MORTGAGE, mor'g[=a]j, _n._ a conditional conveyance of or lien upon land or other property as security for the performance of some condition, as the payment of money, becoming void on the performance of the condition: the act of conveying, or the deed effecting it.--_v.t._ to pledge as security for a debt.--_ns._ MORTGAGEE', one to whom a mortgage is made or given; MORT'GAGER. [O. Fr., _mort_, dead, _gage_, a pledge.]

MORTIER, mor'tye, _n._ a cap of state worn by legal functionaries in France.

MORTIFEROUS, mor-tif'[.e]r-us, _adj._ death-bringing: fatal. [L. _mors_, death, _ferre_, to bring.]
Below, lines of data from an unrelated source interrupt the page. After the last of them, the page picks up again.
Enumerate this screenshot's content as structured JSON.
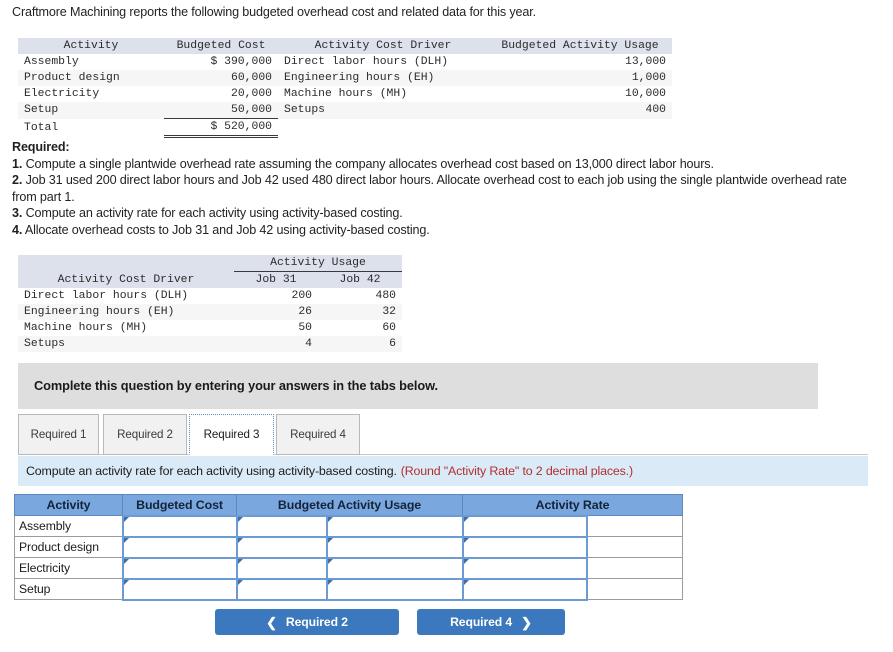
{
  "intro": "Craftmore Machining reports the following budgeted overhead cost and related data for this year.",
  "overhead_table": {
    "headers": [
      "Activity",
      "Budgeted Cost",
      "Activity Cost Driver",
      "Budgeted Activity Usage"
    ],
    "rows": [
      {
        "activity": "Assembly",
        "cost": "$ 390,000",
        "driver": "Direct labor hours (DLH)",
        "usage": "13,000"
      },
      {
        "activity": "Product design",
        "cost": "60,000",
        "driver": "Engineering hours (EH)",
        "usage": "1,000"
      },
      {
        "activity": "Electricity",
        "cost": "20,000",
        "driver": "Machine hours (MH)",
        "usage": "10,000"
      },
      {
        "activity": "Setup",
        "cost": "50,000",
        "driver": "Setups",
        "usage": "400"
      }
    ],
    "total_label": "Total",
    "total_cost": "$ 520,000"
  },
  "required": {
    "heading": "Required:",
    "item1_num": "1.",
    "item1_text": "Compute a single plantwide overhead rate assuming the company allocates overhead cost based on 13,000 direct labor hours.",
    "item2_num": "2.",
    "item2_text": "Job 31 used 200 direct labor hours and Job 42 used 480 direct labor hours. Allocate overhead cost to each job using the single plantwide overhead rate from part 1.",
    "item3_num": "3.",
    "item3_text": "Compute an activity rate for each activity using activity-based costing.",
    "item4_num": "4.",
    "item4_text": "Allocate overhead costs to Job 31 and Job 42 using activity-based costing."
  },
  "usage_table": {
    "span_header": "Activity Usage",
    "headers": [
      "Activity Cost Driver",
      "Job 31",
      "Job 42"
    ],
    "rows": [
      {
        "driver": "Direct labor hours (DLH)",
        "job31": "200",
        "job42": "480"
      },
      {
        "driver": "Engineering hours (EH)",
        "job31": "26",
        "job42": "32"
      },
      {
        "driver": "Machine hours (MH)",
        "job31": "50",
        "job42": "60"
      },
      {
        "driver": "Setups",
        "job31": "4",
        "job42": "6"
      }
    ]
  },
  "banner": {
    "text": "Complete this question by entering your answers in the tabs below."
  },
  "tabs": [
    {
      "id": "required-1",
      "label": "Required 1",
      "active": false
    },
    {
      "id": "required-2",
      "label": "Required 2",
      "active": false
    },
    {
      "id": "required-3",
      "label": "Required 3",
      "active": true
    },
    {
      "id": "required-4",
      "label": "Required 4",
      "active": false
    }
  ],
  "instruction": {
    "main": "Compute an activity rate for each activity using activity-based costing.",
    "round_note": "(Round \"Activity Rate\" to 2 decimal places.)"
  },
  "answer_grid": {
    "headers": [
      "Activity",
      "Budgeted Cost",
      "Budgeted Activity Usage",
      "Activity Rate"
    ],
    "rows": [
      {
        "activity": "Assembly",
        "budgeted_cost": "",
        "usage_left": "",
        "usage_right": "",
        "rate_left": "",
        "rate_right": ""
      },
      {
        "activity": "Product design",
        "budgeted_cost": "",
        "usage_left": "",
        "usage_right": "",
        "rate_left": "",
        "rate_right": ""
      },
      {
        "activity": "Electricity",
        "budgeted_cost": "",
        "usage_left": "",
        "usage_right": "",
        "rate_left": "",
        "rate_right": ""
      },
      {
        "activity": "Setup",
        "budgeted_cost": "",
        "usage_left": "",
        "usage_right": "",
        "rate_left": "",
        "rate_right": ""
      }
    ]
  },
  "nav": {
    "prev_label": "Required 2",
    "prev_icon": "chevron-left-icon",
    "next_label": "Required 4",
    "next_icon": "chevron-right-icon"
  },
  "colors": {
    "header_blue": "#7aa8de",
    "button_blue": "#3b78bd",
    "instruction_bg": "#dbeaf7",
    "banner_gray": "#dedede",
    "table_header_gray": "#dde1eb",
    "round_note_red": "#b03030",
    "input_border": "#6b9bd2"
  }
}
MORTIFY, mor'ti-f[=i], _v.t._ to destroy the vital functions of: to subdue by severities and penance: to vex: to humble: (_Scots law_) to dispose of by mortification.--_v.i._ to lose vitality, to gangrene: to be subdued:--_pa.t._ and _pa.p._ mor'tified.--_ns._ MORTIFIC[=A]'TION, act of mortifying or state of being mortified: the death of one part of an animal body: a bringing under of the passions and appetites by a severe or strict manner of living: humiliation: vexation: that which mortifies or vexes: (_Scots law_) a bequest to some charitable institution; MOR'TIFIEDNESS, subjugation of the passions; MOR'TIFIER, one who mortifies.--_adj._ MOR'TIFYING, tending to mortify or humble: humiliating: vexing. [Fr.,--Low L. _mortific[=a]re_, to cause death to--_mors_ death, _fac[)e]re_, to make.]
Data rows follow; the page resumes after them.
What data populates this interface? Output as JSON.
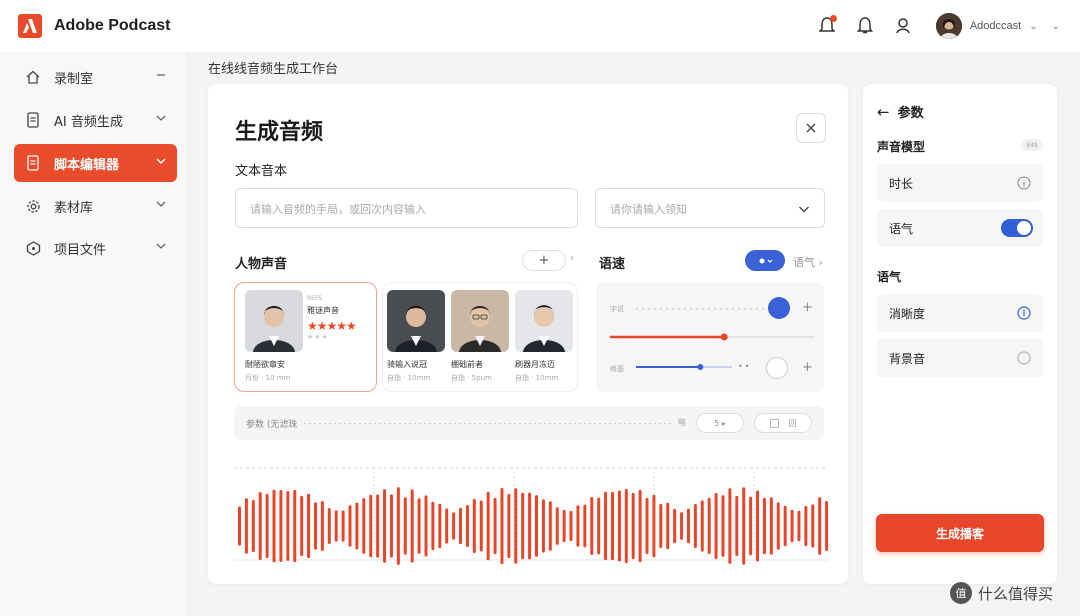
{
  "header": {
    "brand": "Adobe Podcast",
    "user_name": "Adodccast",
    "brand_color": "#eb4a2a"
  },
  "sidebar": {
    "items": [
      {
        "label": "录制室",
        "icon": "home-icon",
        "trailing": "minus"
      },
      {
        "label": "AI 音频生成",
        "icon": "document-icon",
        "trailing": "chevron-down"
      },
      {
        "label": "脚本编辑器",
        "icon": "script-icon",
        "trailing": "chevron-down",
        "active": true
      },
      {
        "label": "素材库",
        "icon": "gear-icon",
        "trailing": "chevron-down"
      },
      {
        "label": "项目文件",
        "icon": "project-icon",
        "trailing": "chevron-down"
      }
    ]
  },
  "breadcrumb": "在线线音频生成工作台",
  "main": {
    "title": "生成音频",
    "text_label": "文本音本",
    "text_placeholder": "请输入音频的手局，或回次内容输入",
    "select_placeholder": "请你请输入领知",
    "voice_label": "人物声音",
    "add_label": "+",
    "speed_label": "语速",
    "tone_link": "语气 ›",
    "persons": [
      {
        "name": "耐陋欲章安",
        "meta": "月份 · 10 mm",
        "tag": "REFS",
        "title": "雅谜声音",
        "rating": 5
      },
      {
        "name": "骑输入说冠",
        "meta": "自指 · 10mm"
      },
      {
        "name": "棚础前者",
        "meta": "自指 · 5pum"
      },
      {
        "name": "刷器月冻迈",
        "meta": "自指 · 10mm"
      }
    ],
    "speed_panel": {
      "row1_label": "宇说",
      "row2_label": "格基",
      "slider1_value": 0.56,
      "slider2_value": 0.67
    },
    "param_bar": {
      "text": "参数 (无滤珠",
      "end_label": "略",
      "pill1": "5 ▸",
      "pill2": "回"
    },
    "waveform": {
      "accent": "#e8462a"
    }
  },
  "panel": {
    "back_label": "参数",
    "model_label": "声音模型",
    "model_badge": "848",
    "rows": [
      {
        "label": "时长",
        "indicator": "info"
      },
      {
        "label": "语气",
        "indicator": "toggle-on"
      }
    ],
    "tone_section": "语气",
    "tone_rows": [
      {
        "label": "消晰度",
        "indicator": "radio-selected"
      },
      {
        "label": "背景音",
        "indicator": "radio"
      }
    ],
    "generate_label": "生成播客"
  },
  "watermark": {
    "text": "什么值得买",
    "icon_text": "值"
  }
}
MORTISE, mor'tis, _n._ a cavity cut into a piece of timber to receive the tenon, a projection on another piece made to fit it: stability, power of adhesion--also MOR'TICE.--_v.t._ to cut a mortise in: to join by a mortise and tenon. [Fr. _mortaise_; ety. unknown.]

MORTMAIN, mort'm[=a]n, _n._ the transfer of property to a corporation, which is said to be a dead hand, or one that can never part with it again.--STATUTES OF MORTMAIN, acts of parliament restricting or forbidding the giving of property to religious houses. [Fr. _mort_, dead, _main_--L.